“Earlier this year, OLPC [One Laptop Per Child] workers dropped off closed boxes containing the tablets, taped shut, with no instruction. “I thought the kids would play with the boxes. Within four minutes, one kid not only opened the box, found the on-off switch … powered it up. Within five days, they were using 47 apps per child, per day. Within two weeks, they were singing ABC songs in the village, and within five months, they had hacked Android,” Negroponte said. “Some idiot in our organization or in the Media Lab had disabled the camera, and they figured out the camera, and had hacked Android.” – MIT Technology Review
It’s an educational experiment that could impact billions of children around the world. Nicholas Negroponte, the founder of the One Laptop Per Child program, says there are 100 million six-year-olds with NO access to school. Poor and profoundly isolated, many of these children not only do not have access to school, but have no access to ANY reading material.
So what can we learn from this experiment?
Lots. It harkens back to Sugata Mitra’s Hole in the Wall experiments on Minimally Invasive Education (my blog post about that here). We can learn that unstructured learning is indeed a powerful force, and that classroom and curriculum design need to be careful to stay out of the way of a child’s natural desire to learn.
What can’t we learn from this experiment?
Lots as well. Much will be made about how this “proves” that teachers aren’t necessary, or that computers can replace teachers. Alternately, we will read that it’s a dead-end, that the children won’t progress beyond poking and playing, only a few kids will really stick with it, the equipment will break, or that we should send food instead. Some will say what we really need is more teachers, more professional development for those teachers, and more ministers of education to administer those programs.
But mostly what it uncovers is our own bias and inability to escape our own cultural context. We in developed countries can’t imagine what it’s like anywhere else. We can’t imagine what NO schools and no hope of every having a school looks like. We can’t imagine what the tiny seed of learning could blossom into under those conditions. We can’t imagine that even if one and only one child learned to read and was able to find information that saved her mother’s life, it would change an entire village and entire generations.
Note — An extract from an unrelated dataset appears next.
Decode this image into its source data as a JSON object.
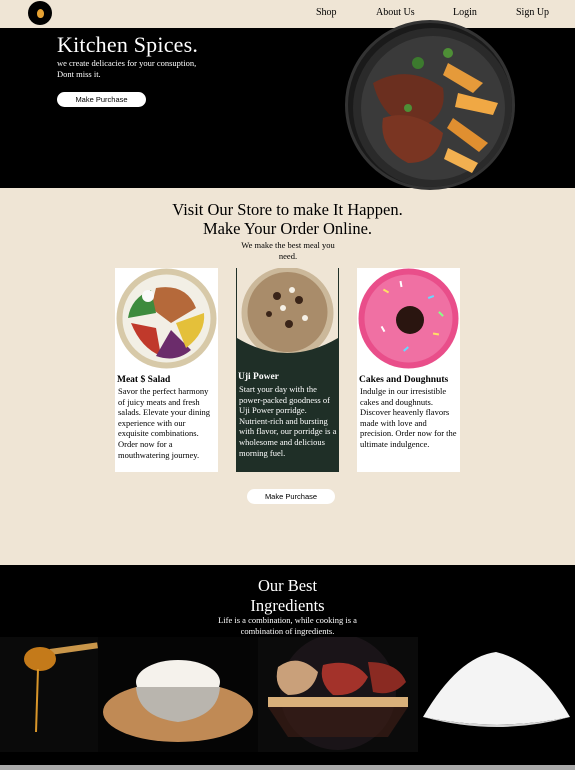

This is about changing the paradigm of poverty and illiteracy as destiny. As Nicholas Negroponte (the founder of OLPC) says, “If they can learn to read, then they can read to learn.” This is a profoundly different stance than hoping that someday somebody will build a school there. Why do we assume that they need to be taught? They need access. That we can give them.
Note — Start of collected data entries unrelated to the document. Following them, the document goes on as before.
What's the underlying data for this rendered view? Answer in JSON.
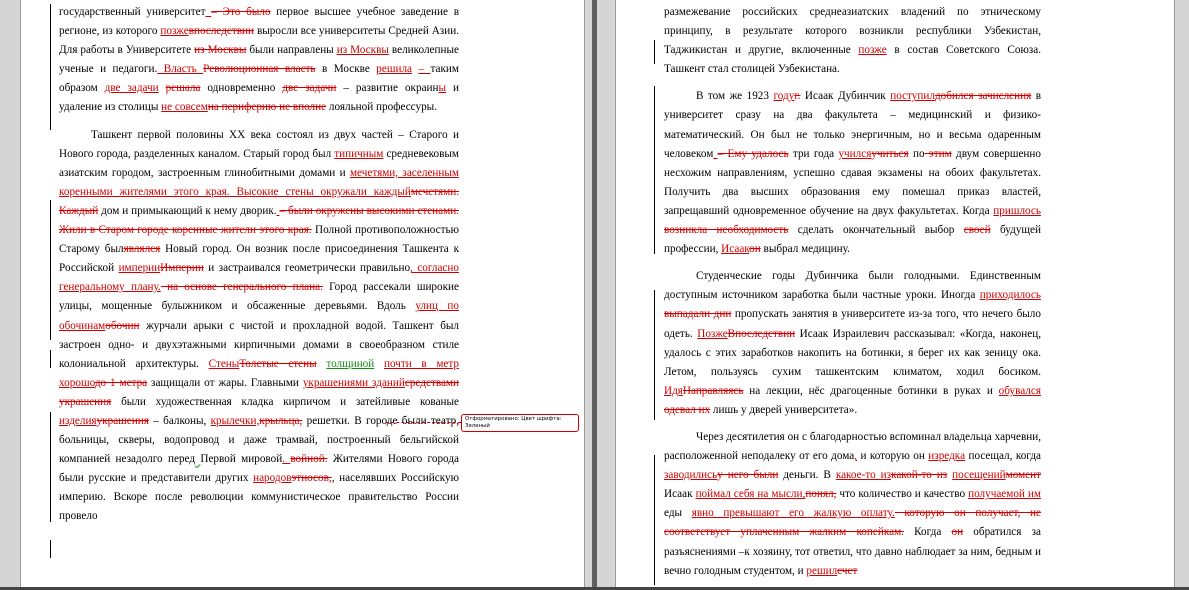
{
  "left_page": {
    "paragraphs": [
      [
        [
          "n",
          "государственный университет"
        ],
        [
          "i",
          "  "
        ],
        [
          "d",
          "– Это было"
        ],
        [
          "n",
          " первое высшее учебное заведение в регионе, из которого "
        ],
        [
          "i",
          "позже"
        ],
        [
          "d",
          "впоследствии"
        ],
        [
          "n",
          " выросли все университеты Средней Азии. Для работы в Университете "
        ],
        [
          "d",
          "из Москвы"
        ],
        [
          "n",
          " были направлены "
        ],
        [
          "i",
          "из Москвы"
        ],
        [
          "n",
          " великолепные ученые и педагоги."
        ],
        [
          "i",
          "  Власть "
        ],
        [
          "d",
          "Революционная власть"
        ],
        [
          "n",
          " в Москве "
        ],
        [
          "i",
          "решила"
        ],
        [
          "n",
          "  "
        ],
        [
          "i",
          "– "
        ],
        [
          "n",
          "таким образом "
        ],
        [
          "i",
          "две задачи"
        ],
        [
          "n",
          " "
        ],
        [
          "d",
          "решала"
        ],
        [
          "n",
          " одновременно "
        ],
        [
          "d",
          "две задачи"
        ],
        [
          "n",
          " – развитие окраин"
        ],
        [
          "i",
          "ы"
        ],
        [
          "n",
          " и удаление из столицы "
        ],
        [
          "i",
          "не совсем"
        ],
        [
          "d",
          "на периферию не вполне"
        ],
        [
          "n",
          " лояльной профессуры."
        ]
      ],
      [
        [
          "n",
          "Ташкент первой половины XX века состоял из двух частей – Старого и Нового города, разделенных каналом. Старый город был "
        ],
        [
          "i",
          "типичным"
        ],
        [
          "n",
          " средневековым азиатским городом, застроенным глинобитными домами и "
        ],
        [
          "i",
          "мечетями, заселенным коренными жителями этого края. Высокие стены окружали каждый"
        ],
        [
          "d",
          "мечетями. Каждый"
        ],
        [
          "n",
          " дом и примыкающий к нему дворик."
        ],
        [
          "i",
          "  "
        ],
        [
          "d",
          "– были окружены высокими стенами. Жили в Старом городе коренные жители этого края."
        ],
        [
          "n",
          "  Полной противоположностью Старому был"
        ],
        [
          "d",
          "являлся"
        ],
        [
          "n",
          " Новый город. Он возник после присоединения Ташкента к Российской "
        ],
        [
          "i",
          "империи"
        ],
        [
          "d",
          "Империи"
        ],
        [
          "n",
          " и застраивался геометрически правильно"
        ],
        [
          "i",
          ", согласно генеральному плану."
        ],
        [
          "d",
          "  на основе генерального плана."
        ],
        [
          "n",
          " Город рассекали широкие улицы, мощенные булыжником и обсаженные деревьями. Вдоль "
        ],
        [
          "i",
          "улиц по обочинам"
        ],
        [
          "d",
          "обочин"
        ],
        [
          "n",
          " журчали арыки с чистой и прохладной водой. Ташкент был застроен одно- и двухэтажными кирпичными домами в своеобразном стиле колониальной архитектуры. "
        ],
        [
          "i",
          "Стены"
        ],
        [
          "d",
          "Толстые стены"
        ],
        [
          "n",
          " "
        ],
        [
          "g",
          "толщиной"
        ],
        [
          "n",
          " "
        ],
        [
          "i",
          "почти в метр хорошо"
        ],
        [
          "d",
          "до 1 метра"
        ],
        [
          "n",
          " защищали от жары. Главными "
        ],
        [
          "i",
          "украшениями зданий"
        ],
        [
          "d",
          "средствами украшения"
        ],
        [
          "n",
          " были художественная кладка кирпичом и затейливые кованые "
        ],
        [
          "i",
          "изделия"
        ],
        [
          "d",
          "украшения"
        ],
        [
          "n",
          " – балконы, "
        ],
        [
          "i",
          "крылечки,"
        ],
        [
          "d",
          "крыльца,"
        ],
        [
          "n",
          " решетки. В городе были театр, больницы, скверы, водопровод и даже трамвай, построенный бельгийской компанией незадолго перед"
        ],
        [
          "s",
          "  "
        ],
        [
          "n",
          "Первой мировой"
        ],
        [
          "i",
          ". "
        ],
        [
          "d",
          "войной."
        ],
        [
          "n",
          " Жителями Нового города были русские и представители других "
        ],
        [
          "i",
          "народов"
        ],
        [
          "d",
          "этносов,"
        ],
        [
          "n",
          ", населявших Российскую империю. Вскоре после революции коммунистическое правительство России провело"
        ]
      ]
    ],
    "balloon_text": "Отформатировано: Цвет шрифта: Зеленый"
  },
  "right_page": {
    "paragraphs": [
      [
        [
          "n",
          "размежевание российских среднеазиатских владений по этническому принципу, в результате которого возникли республики Узбекистан, Таджикистан и другие, включенные "
        ],
        [
          "i",
          "позже"
        ],
        [
          "n",
          "  в состав Советского Союза. Ташкент стал столицей Узбекистана."
        ]
      ],
      [
        [
          "n",
          "В том же 1923 "
        ],
        [
          "i",
          "году"
        ],
        [
          "d",
          "г."
        ],
        [
          "n",
          " Исаак Дубинчик "
        ],
        [
          "i",
          "поступил"
        ],
        [
          "d",
          "добился зачисления"
        ],
        [
          "n",
          " в университет сразу на два факультета – медицинский и физико-математический. Он был не только энергичным, но и весьма одаренным человеком"
        ],
        [
          "i",
          "  "
        ],
        [
          "d",
          "– Ему   удалось"
        ],
        [
          "n",
          " три года "
        ],
        [
          "i",
          "учился"
        ],
        [
          "d",
          "учиться"
        ],
        [
          "n",
          " по"
        ],
        [
          "d",
          "  этим"
        ],
        [
          "n",
          " двум совершенно несхожим направлениям, успешно сдавая экзамены на обоих факультетах. Получить два высших образования ему помешал приказ властей, запрещавший одновременное обучение на двух факультетах. Когда "
        ],
        [
          "i",
          "пришлось"
        ],
        [
          "d",
          "  возникла необходимость"
        ],
        [
          "n",
          " сделать окончательный выбор "
        ],
        [
          "d",
          "своей"
        ],
        [
          "n",
          " будущей профессии, "
        ],
        [
          "i",
          "Исаак"
        ],
        [
          "d",
          "он"
        ],
        [
          "n",
          " выбрал медицину."
        ]
      ],
      [
        [
          "n",
          "Студенческие годы Дубинчика были голодными. Единственным доступным источником заработка были частные уроки. Иногда "
        ],
        [
          "i",
          "приходилось"
        ],
        [
          "d",
          "  выпадали дни"
        ],
        [
          "n",
          " пропускать занятия в университете из-за того, что нечего было одеть. "
        ],
        [
          "i",
          "Позже"
        ],
        [
          "d",
          "Впоследствии"
        ],
        [
          "n",
          " Исаак Израилевич рассказывал: «Когда, наконец, удалось с этих заработков накопить на ботинки, я берег их как зеницу ока. Летом, пользуясь сухим ташкентским климатом, ходил босиком. "
        ],
        [
          "i",
          "Идя"
        ],
        [
          "d",
          "Направляясь"
        ],
        [
          "n",
          " на лекции, нёс драгоценные ботинки в руках и "
        ],
        [
          "i",
          "обувался"
        ],
        [
          "d",
          "  одевал их"
        ],
        [
          "n",
          " лишь у дверей университета»."
        ]
      ],
      [
        [
          "n",
          "Через десятилетия он с благодарностью вспоминал владельца харчевни, расположенной неподалеку от его дома"
        ],
        [
          "i",
          ","
        ],
        [
          "n",
          " и которую он "
        ],
        [
          "i",
          "изредка"
        ],
        [
          "n",
          " посещал, когда "
        ],
        [
          "i",
          "заводились"
        ],
        [
          "d",
          "у него были"
        ],
        [
          "n",
          " деньги. В "
        ],
        [
          "i",
          "какое-то из"
        ],
        [
          "d",
          "какой-то из"
        ],
        [
          "n",
          " "
        ],
        [
          "i",
          "посещений"
        ],
        [
          "d",
          "момент"
        ],
        [
          "n",
          " Исаак "
        ],
        [
          "i",
          "поймал себя на мысли,"
        ],
        [
          "d",
          "понял,"
        ],
        [
          "n",
          " что количество и качество "
        ],
        [
          "i",
          "получаемой им"
        ],
        [
          "n",
          " еды "
        ],
        [
          "i",
          "явно превышают его жалкую оплату."
        ],
        [
          "d",
          "  которую он получает, не соответствует уплаченным жалким копейкам."
        ],
        [
          "n",
          " Когда "
        ],
        [
          "d",
          "он"
        ],
        [
          "n",
          " обратился за разъяснениями –к хозяину, тот ответил, что давно наблюдает за ним, бедным и вечно голодным студентом, и "
        ],
        [
          "i",
          "решил"
        ],
        [
          "d",
          "счет"
        ]
      ]
    ]
  }
}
I find it interesting and encouraging that OLPC is moving forward in trying to address global disparity in educational opportunities. They were being criticized, unfairly, I believe, for trying to work with existing school systems in countries like Peru. As Ben Grey points out in his post, We Need to Think Very, Very Seriously About This,
“It’s intriguing to compare the new approach OLPC is taking with the tablets to the approach they took in Peru. Reading through the reflections on the failure in Peru brings to the surface two immediate observations. The hardware/software wasn’t ready for the task. And the adults continued getting in the way.”
I agree with Ben–the adults and their entrenched concepts of the “right way” to do school get in the way. But we all have those entrenched concepts, it’s nearly impossible to stop seeing the world through me-colored glasses.
However, I do not think that OLPC is saying this is a “new” approach, implying that they are not going to work with schools any longer. It’s not even the only OLPC project going on in Ethiopia, many of which are classroom based. It’s just different. There will never be a one-size-fits-all approach to solving global problems. By the way, I do not believe that OLPC in Peru is a “failure” just because a few people are critical of parts of the operation.
Finding the appropriate path to create learning opportunities is something we all face. I believe there are two important lessons to learn here:
1) Context matters
2) Young people are better able to see things without the blinders of “we’ve always done it that way” than adults.
But – and this is a big caveat, youthful zeal and open-mindedness works best when guided by adults who care about them. The youthful ability to see the world anew, combined with the wisdom of age can revolutionize learning. That’s certainly the mission of Generation YES – Youth and Educators Succeeding.